Wayne Diamond wrote:Basically what I meant is that this:
Code: Select all
For x = 1 to Whatever
Do Nothing
Loop
... is basically going to compile to the same assembly-level
code, regardless of which compiler you use,
Nope, thats wrong.
Lets take this 2 examples:
Code: Select all
; code 1
For a = 1 To 100000000
Next
; code 2
For a = 1 To 100000000
x + 1
Next
The
BEST compilers fully optimize this. Code 1 does nothing,
so the compiler removes the loop completely and uses:
'a = 100000000' instead.
The second code is also useless, the compiler removes it
with: 'a = 100000000 : x + 100000000'
This is what the best compilers do, awesome optimizations.
GOOD compilers use 2 registers for the loop variable 'a'
and 'x'. In the loop, the 2 registers are incremented, and right
after the loop, 'a' and 'x' are both written to memory (in the
place where the variable is saved in memory).
PureBasic (and some other non-optimizing compilers)
run it like it is, both variables are in memory and are incremented
and compared from memory 100000000 times.
Wayne, this IS a *big* difference (and you should know that).
Dont wonder why PB loses against VB and nearly all other
compilers in this, its just logical.
(also tested against 3 C/C++ compilers, PB is always the
last and much slower than any other compiler)
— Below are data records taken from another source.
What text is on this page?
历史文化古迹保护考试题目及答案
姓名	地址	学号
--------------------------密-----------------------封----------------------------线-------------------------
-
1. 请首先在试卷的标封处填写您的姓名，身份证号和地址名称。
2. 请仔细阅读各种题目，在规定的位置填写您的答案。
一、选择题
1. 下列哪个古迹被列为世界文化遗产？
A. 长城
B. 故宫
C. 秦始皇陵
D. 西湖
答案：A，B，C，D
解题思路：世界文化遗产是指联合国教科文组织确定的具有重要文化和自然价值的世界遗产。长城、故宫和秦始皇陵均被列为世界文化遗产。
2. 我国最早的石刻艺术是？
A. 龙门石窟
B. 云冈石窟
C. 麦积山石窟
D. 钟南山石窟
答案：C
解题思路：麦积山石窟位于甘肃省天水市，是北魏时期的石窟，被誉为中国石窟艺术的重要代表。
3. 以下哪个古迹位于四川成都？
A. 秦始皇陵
Good compilers have an built-in optimizer that analyzes the code
and loops, and the best compilers check everything possible,
even pairing of generated ASM code and all the important speed stuff.
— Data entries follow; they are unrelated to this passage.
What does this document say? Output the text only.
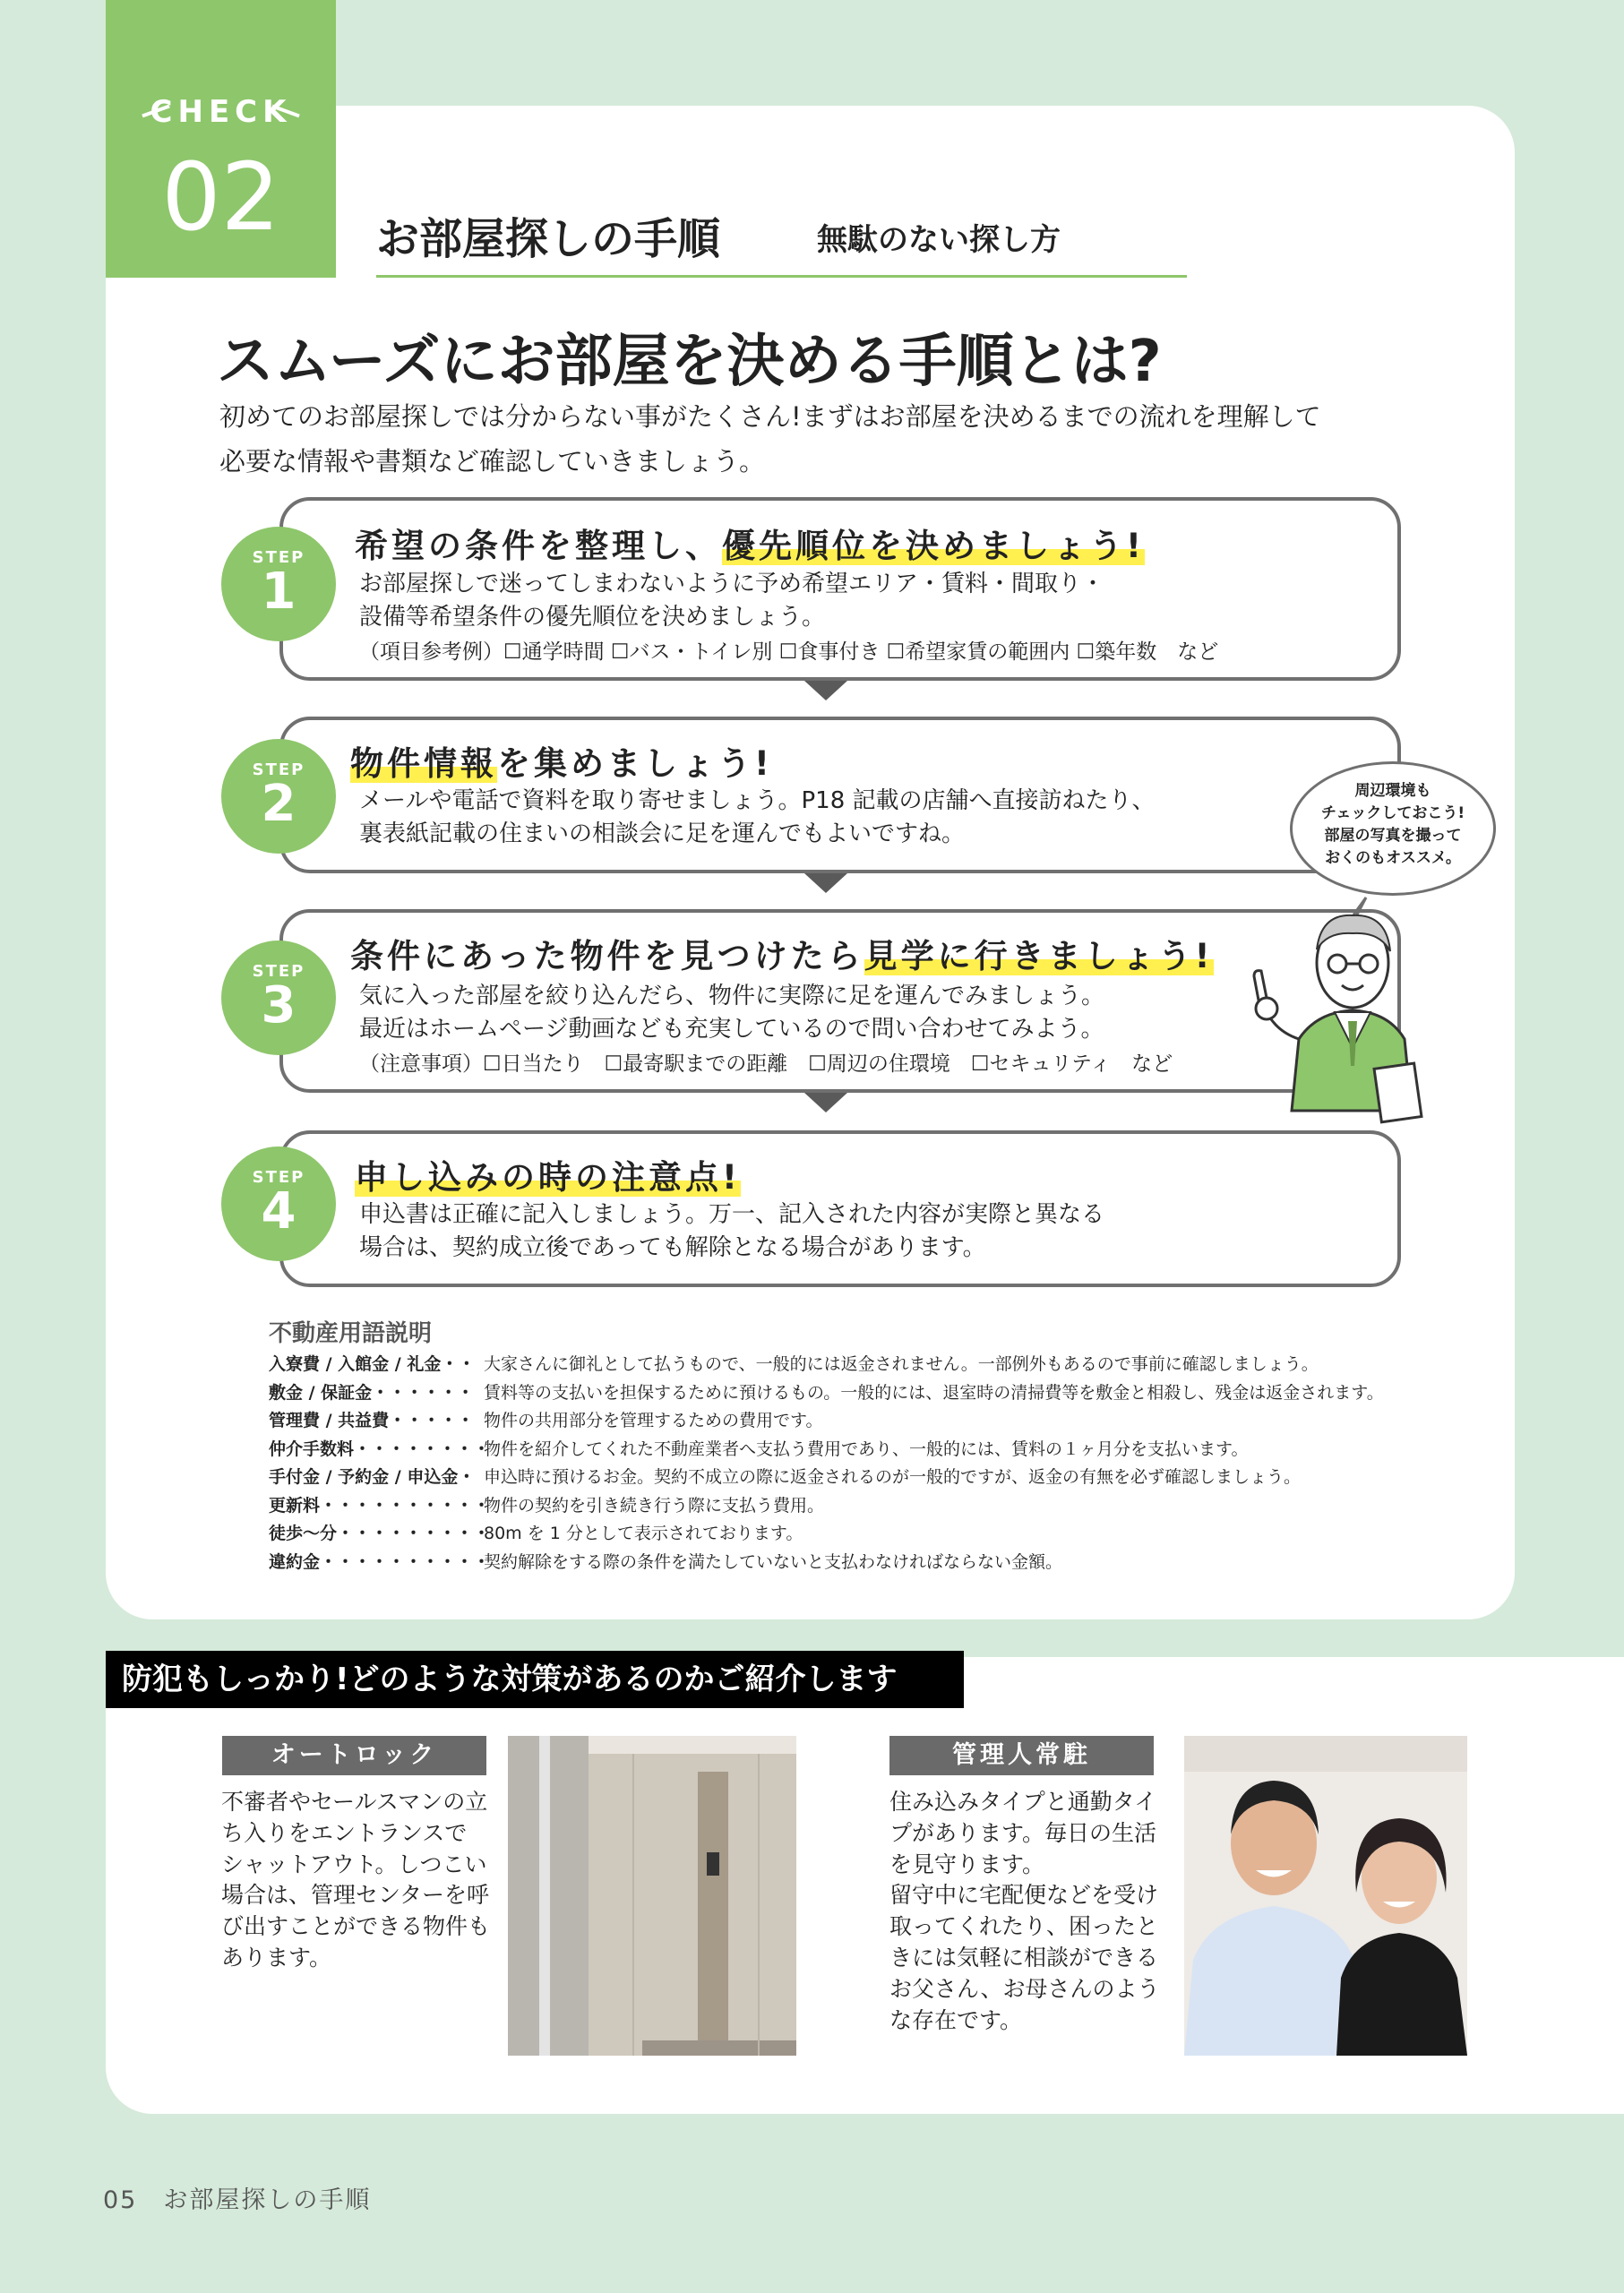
CHECK
02	お部屋探しの手順	無駄のない探し方
スムーズにお部屋を決める手順とは?
初めてのお部屋探しでは分からない事がたくさん!まずはお部屋を決めるまでの流れを理解して
必要な情報や書類など確認していきましょう。
希望の条件を整理し、優先順位を決めましょう!
お部屋探しで迷ってしまわないように予め希望エリア・賃料・間取り・
設備等希望条件の優先順位を決めましょう。
（項目参考例）☐通学時間 ☐バス・トイレ別 ☐食事付き ☐希望家賃の範囲内 ☐築年数　など
STEP
1
物件情報を集めましょう!
メールや電話で資料を取り寄せましょう。P18 記載の店舗へ直接訪ねたり、
裏表紙記載の住まいの相談会に足を運んでもよいですね。
STEP
2
条件にあった物件を見つけたら見学に行きましょう!
気に入った部屋を絞り込んだら、物件に実際に足を運んでみましょう。
最近はホームページ動画なども充実しているので問い合わせてみよう。
（注意事項）☐日当たり　☐最寄駅までの距離　☐周辺の住環境　☐セキュリティ　など
STEP
3
申し込みの時の注意点!
申込書は正確に記入しましょう。万一、記入された内容が実際と異なる
場合は、契約成立後であっても解除となる場合があります。
STEP
4
周辺環境も
チェックしておこう!
部屋の写真を撮って
おくのもオススメ。
不動産用語説明
入寮費 / 入館金 / 礼金・・ 大家さんに御礼として払うもので、一般的には返金されません。一部例外もあるので事前に確認しましょう。
敷金 / 保証金・・・・・・ 賃料等の支払いを担保するために預けるもの。一般的には、退室時の清掃費等を敷金と相殺し、残金は返金されます。
管理費 / 共益費・・・・・ 物件の共用部分を管理するための費用です。
仲介手数料・・・・・・・・物件を紹介してくれた不動産業者へ支払う費用であり、一般的には、賃料の１ヶ月分を支払います。
手付金 / 予約金 / 申込金・ 申込時に預けるお金。契約不成立の際に返金されるのが一般的ですが、返金の有無を必ず確認しましょう。
更新料・・・・・・・・・・物件の契約を引き続き行う際に支払う費用。
徒歩〜分・・・・・・・・・80m を 1 分として表示されております。
違約金・・・・・・・・・・契約解除をする際の条件を満たしていないと支払わなければならない金額。
防犯もしっかり!どのような対策があるのかご紹介します
オートロック
不審者やセールスマンの立
ち入りをエントランスで
シャットアウト。しつこい
場合は、管理センターを呼
び出すことができる物件も
あります。
管理人常駐
住み込みタイプと通勤タイ
プがあります。毎日の生活
を見守ります。
留守中に宅配便などを受け
取ってくれたり、困ったと
きには気軽に相談ができる
お父さん、お母さんのよう
な存在です。
05　 お部屋探しの手順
Not to talk about MMX/SSE/SSE2 directly in the generated main code,
if possible and if the compile target allows it.
PureBasic is just a 'stupid' (from the technical point of view)
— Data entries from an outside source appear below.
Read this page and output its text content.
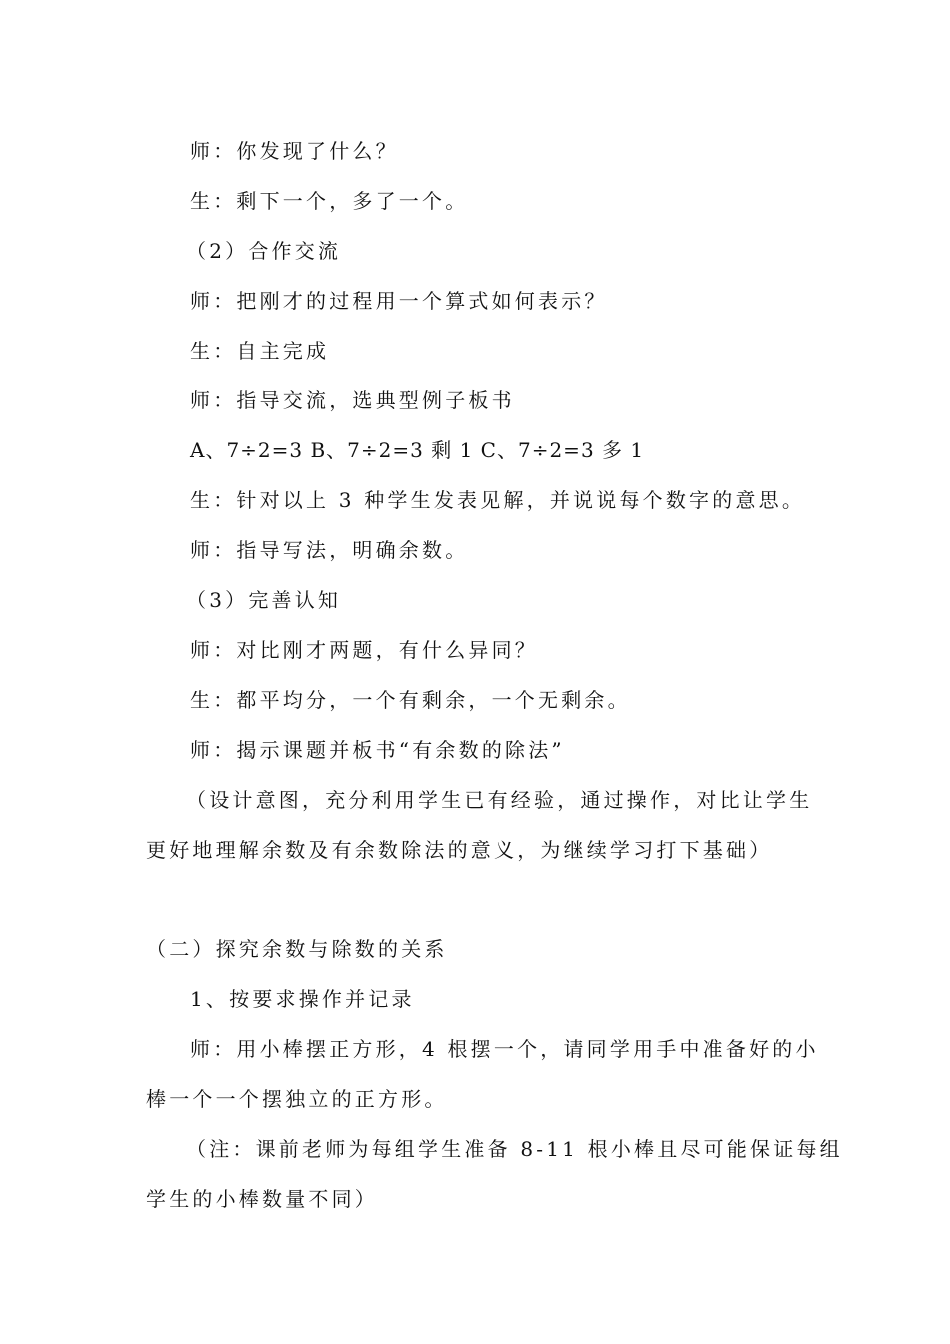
师：你发现了什么？
生：剩下一个，多了一个。
（2）合作交流
师：把刚才的过程用一个算式如何表示？
生：自主完成
师：指导交流，选典型例子板书
A、7÷2=3 B、7÷2=3 剩 1 C、7÷2=3 多 1
生：针对以上 3 种学生发表见解，并说说每个数字的意思。
师：指导写法，明确余数。
（3）完善认知
师：对比刚才两题，有什么异同？
生：都平均分，一个有剩余，一个无剩余。
师：揭示课题并板书“有余数的除法”
（设计意图，充分利用学生已有经验，通过操作，对比让学生
更好地理解余数及有余数除法的意义，为继续学习打下基础）
（二）探究余数与除数的关系
1、按要求操作并记录
师：用小棒摆正方形，4 根摆一个，请同学用手中准备好的小
棒一个一个摆独立的正方形。
（注：课前老师为每组学生准备 8-11 根小棒且尽可能保证每组
学生的小棒数量不同）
translator that replaces "a + 1" with "INC dword [v_a]", there
is no analyzer and optimizer for real logic.
Optimized and intelligent register allocation? No way with PB!
Good compilers would check what is within the loop (function
calls, plain calculations only,...) and decide how many free
registers are needed.
If all registers are used currently, they push 2 registers on stack
that are not needed in the loop and put the 2 variables in it.
Now the loop runs completely in the fast registers, and on loop
end the 2 registers are written to the memory variables ('a' + 'x')
and the 2 saved regs are poped back from stack.
You say this tests are senseless because they do nothing, and
i agree generally (and i told people too), BUT:
loops (repeat...until, for...next, while...wend) are *basic* things
in every language and are used very very strong.
program flow statements are one of the _fundamentals_ of
programming languages, so they must be very high optimized.
If you want to compare speed of languages, you use nearly
always loops. Not empty ones, but loops with contents.
The non-optimized loops in PureBasic will *always* slow down
every test, so chances to win the test are much lower.
People tend to believe PureBasic is fast because it can generate
ASM, and most people dont know ASM - so they have respect
and automatically think its fast (btw: even old GWbasic is very
fast on 1GHz or 3GHz CPU's we have today

).
Well, 99% of all compilers generate ASM internally and assemble
it by an assembler after generation. Sometimes the assembler
is built-in (so people dont see that process), sometimes its an
external assembler (borland BASM for Delphi, MASM for Microsoft,
gas (GNU assembler),...).
The big difference: some compilers generate very good ASM code,
others dont do it.
You cant expect too much from compilers that dont optimize
such fundamental things as loops.
PureBasic IS fast, and we have very fast processors today -
0,97 MHz CPU's were in the past (remember C64?

).
Many things have to get done in the pbcompiler to say its a
good or a very good compiler, but the users cant change that
anyway.
From a technical point of view, the PB compiler is 'OK', but not
good. The very good thing in PB are the many libs with some
hundred commands... and all that platform independent (not perfect
today, but its getting better every release (Win+Linux)).
BTW, before i forget it:
On multitasking operating systems like Win and Linux (well, every
modern OS), the tests many people do are wrong anyway.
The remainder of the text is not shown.